March 31, 2020

‘Unprecedented’ seems like an understatement, but there are few other words that seem to properly describe the events of the first quarter.  The year started off well enough, with the fourth quarter’s stock market momentum continuing through January and into February.  In fact, U.S. markets initially ignored the spread of the COVID-19 virus in China, registering all-time highs in mid-February.  When it became clear, however, that the virus would not be contained by national borders the market plummeted,  registering the quickest 20% contraction on record and the worst individual day of losses (March 12th) since the 1987 crash.  With the S&P 500 ultimately falling more than 30% from its all-time high on February 19th to its closing low on March 23rd, we have entered into the first “official” bear market since the financial crisis in 2008-2009. Even with a vigorous bounce off those March lows, the S&P remains in bear market territory.  We would note that the rapid pace of the market decline led to highly correlated, indiscriminate selling across equity markets.  During this tumultuous period, our Clients’ holdings of high quality, cash-rich secular and cyclical growth stocks held up much better than the S&P 500 and outperformed the Russell 1000 Growth from the February 19th peak to March 31st.

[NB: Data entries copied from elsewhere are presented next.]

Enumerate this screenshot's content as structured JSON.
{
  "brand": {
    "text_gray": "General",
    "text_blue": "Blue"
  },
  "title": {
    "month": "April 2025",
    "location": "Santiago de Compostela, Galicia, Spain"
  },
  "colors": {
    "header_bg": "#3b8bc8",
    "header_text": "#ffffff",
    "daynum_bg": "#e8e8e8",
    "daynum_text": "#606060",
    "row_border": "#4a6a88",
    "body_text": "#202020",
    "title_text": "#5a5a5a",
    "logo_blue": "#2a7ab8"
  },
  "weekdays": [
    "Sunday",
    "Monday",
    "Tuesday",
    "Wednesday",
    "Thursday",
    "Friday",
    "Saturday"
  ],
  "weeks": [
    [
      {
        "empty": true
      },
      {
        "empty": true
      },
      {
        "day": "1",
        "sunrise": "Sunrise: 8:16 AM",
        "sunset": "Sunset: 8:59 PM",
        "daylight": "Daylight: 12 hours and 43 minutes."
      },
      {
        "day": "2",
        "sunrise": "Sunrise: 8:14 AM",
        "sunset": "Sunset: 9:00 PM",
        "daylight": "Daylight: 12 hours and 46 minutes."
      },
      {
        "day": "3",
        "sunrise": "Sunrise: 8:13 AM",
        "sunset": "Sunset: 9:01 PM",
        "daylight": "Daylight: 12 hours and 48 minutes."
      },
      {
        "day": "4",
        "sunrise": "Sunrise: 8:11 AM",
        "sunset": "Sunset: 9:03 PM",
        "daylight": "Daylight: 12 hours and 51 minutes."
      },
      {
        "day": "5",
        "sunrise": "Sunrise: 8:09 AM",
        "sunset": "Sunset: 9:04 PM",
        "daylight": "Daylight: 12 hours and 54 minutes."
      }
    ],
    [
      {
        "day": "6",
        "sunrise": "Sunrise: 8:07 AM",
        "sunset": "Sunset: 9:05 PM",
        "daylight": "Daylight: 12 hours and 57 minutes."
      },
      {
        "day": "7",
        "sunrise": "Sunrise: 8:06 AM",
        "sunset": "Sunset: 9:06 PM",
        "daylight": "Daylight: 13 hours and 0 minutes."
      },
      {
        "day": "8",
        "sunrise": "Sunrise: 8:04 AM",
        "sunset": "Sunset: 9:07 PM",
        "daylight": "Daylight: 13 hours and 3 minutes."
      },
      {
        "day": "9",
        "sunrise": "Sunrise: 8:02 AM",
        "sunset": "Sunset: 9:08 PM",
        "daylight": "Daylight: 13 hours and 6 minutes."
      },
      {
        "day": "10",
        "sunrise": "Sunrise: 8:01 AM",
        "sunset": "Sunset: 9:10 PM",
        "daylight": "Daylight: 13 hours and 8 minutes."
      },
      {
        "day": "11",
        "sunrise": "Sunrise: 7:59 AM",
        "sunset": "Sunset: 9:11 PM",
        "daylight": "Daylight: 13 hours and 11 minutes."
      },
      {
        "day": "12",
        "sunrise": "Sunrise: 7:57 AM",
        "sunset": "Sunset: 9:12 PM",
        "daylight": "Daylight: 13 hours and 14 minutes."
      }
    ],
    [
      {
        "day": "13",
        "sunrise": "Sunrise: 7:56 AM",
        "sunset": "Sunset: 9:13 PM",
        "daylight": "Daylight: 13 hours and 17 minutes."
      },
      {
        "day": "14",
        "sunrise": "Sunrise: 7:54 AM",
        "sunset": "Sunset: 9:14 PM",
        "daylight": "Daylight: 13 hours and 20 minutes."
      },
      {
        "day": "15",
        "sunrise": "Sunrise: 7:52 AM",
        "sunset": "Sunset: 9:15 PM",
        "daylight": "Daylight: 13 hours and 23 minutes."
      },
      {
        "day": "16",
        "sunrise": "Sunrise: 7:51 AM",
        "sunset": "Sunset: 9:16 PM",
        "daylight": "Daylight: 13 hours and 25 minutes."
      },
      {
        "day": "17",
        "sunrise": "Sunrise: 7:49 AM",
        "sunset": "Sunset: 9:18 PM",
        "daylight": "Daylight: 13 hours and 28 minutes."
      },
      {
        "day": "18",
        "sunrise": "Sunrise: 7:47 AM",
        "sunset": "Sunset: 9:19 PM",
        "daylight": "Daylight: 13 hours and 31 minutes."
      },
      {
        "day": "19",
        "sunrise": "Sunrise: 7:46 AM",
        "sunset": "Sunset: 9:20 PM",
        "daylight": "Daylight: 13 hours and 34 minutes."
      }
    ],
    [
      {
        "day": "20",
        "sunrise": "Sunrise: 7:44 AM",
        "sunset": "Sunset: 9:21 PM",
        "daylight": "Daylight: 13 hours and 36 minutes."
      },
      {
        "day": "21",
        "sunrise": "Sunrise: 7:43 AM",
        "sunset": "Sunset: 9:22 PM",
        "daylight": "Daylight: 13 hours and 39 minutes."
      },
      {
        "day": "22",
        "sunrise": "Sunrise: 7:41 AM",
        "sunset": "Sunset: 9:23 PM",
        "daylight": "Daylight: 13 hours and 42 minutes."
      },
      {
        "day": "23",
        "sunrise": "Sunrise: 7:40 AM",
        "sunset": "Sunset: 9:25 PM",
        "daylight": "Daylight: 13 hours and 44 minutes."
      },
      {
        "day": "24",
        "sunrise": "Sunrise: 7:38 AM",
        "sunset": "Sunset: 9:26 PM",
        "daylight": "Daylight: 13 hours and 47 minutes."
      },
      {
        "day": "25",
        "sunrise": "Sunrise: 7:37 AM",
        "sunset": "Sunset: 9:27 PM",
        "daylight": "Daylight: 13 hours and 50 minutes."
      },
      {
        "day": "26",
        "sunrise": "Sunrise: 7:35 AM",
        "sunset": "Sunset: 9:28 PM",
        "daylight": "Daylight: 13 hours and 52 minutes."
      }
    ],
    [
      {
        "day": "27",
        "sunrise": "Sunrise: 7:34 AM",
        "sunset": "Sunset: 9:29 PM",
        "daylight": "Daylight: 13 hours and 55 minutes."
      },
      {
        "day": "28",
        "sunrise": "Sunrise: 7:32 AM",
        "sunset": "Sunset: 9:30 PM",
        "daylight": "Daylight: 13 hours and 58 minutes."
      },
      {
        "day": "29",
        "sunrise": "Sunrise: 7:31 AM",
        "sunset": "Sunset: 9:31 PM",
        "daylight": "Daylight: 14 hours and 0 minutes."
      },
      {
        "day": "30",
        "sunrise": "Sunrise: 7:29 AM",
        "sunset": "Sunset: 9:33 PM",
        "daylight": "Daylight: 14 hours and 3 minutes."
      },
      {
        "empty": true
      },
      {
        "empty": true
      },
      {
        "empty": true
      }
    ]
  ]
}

Seemingly as quickly as the virus overtook the United States, policy makers responded to buffer the economy.  What took months to accomplish during the financial crisis in 2008 was enacted in a matter of days and weeks this time.  The Federal Reserve said it would do whatever it takes to support the economy and financial markets and slashed the Fed Funds rate to 0%, announced unlimited quantitative easing and set up a number of facilities to support credit markets.  Meanwhile Congress worked quickly to pass a $2 trillion stimulus package known as the CARES Act (Coronavirus Aid, Relief and Economic Security) to support workers and businesses.

The social distancing actions taken to help corral the spread of the virus will take a substantial toll on the U.S. and global economy in the short run.  It is possible, if not probable, that economic indicators such as unemployment claims, the unemployment rate, retail sales, industrial production, etc., will hit readings that are more consistent with the Great Depression versus levels associated with any recession in our country since.  We expect a sharp plunge in economic activity, with second quarter real GDP (Gross Domestic Product) likely to decline in excess of 25%, before we set a path to recovery beginning in the second half of the year.   We currently see potential for a rebound to growth in 2021, fueled by pent up demand and extraordinary fiscal and monetary stimulus.

Global economies and markets have ultimately survived exogenous shocks like pandemics in the past and we believe this time will be no different.  That in no way is meant to minimize the human impact an event like this will ultimately have.  Importantly, the U.S. economy came into this exogenous shock on sound footing with few obvious imbalances.  Employment gains had been strong, the consumer and services side of the economy was experiencing solid rates of growth, and we had begun to see improvement in some areas of the economy – most notably housing and manufacturing – which had been somewhat lackluster.   Our banking system was also much stronger entering this recession as compared to the financial crisis.  The shape of the ensuing recovery may be a “U” or it could be a “V”.  If recent trends in China (such as traffic/congestion patterns, industrial production, coal consumption, property sales, etc.) are any indication, we should be on the path to recovery at some point by the summer months provided our efforts to slow the virus’s spread are successful in the coming weeks.

As for the stock market, volatility is likely to remain high in the near term.  For a sustainable market bottom to form, we believe investors will need to see a slowing in the rate of new COVID-19 cases, if not an outright peaking of the disease.  However, a bear market bottom is usually a process and this bear market isn’t even a month old with plenty of uncertainties and additional bad news likely still to come.  So we expect more short term rallies and difficult setbacks in the days and weeks ahead.  As the highly correlated, indiscriminate selling that marked the first phase of this bear market subsides, we believe that the higher quality stocks emphasized in our growth strategies will emerge as market leaders given their strong balance sheets and more resilient earnings growth.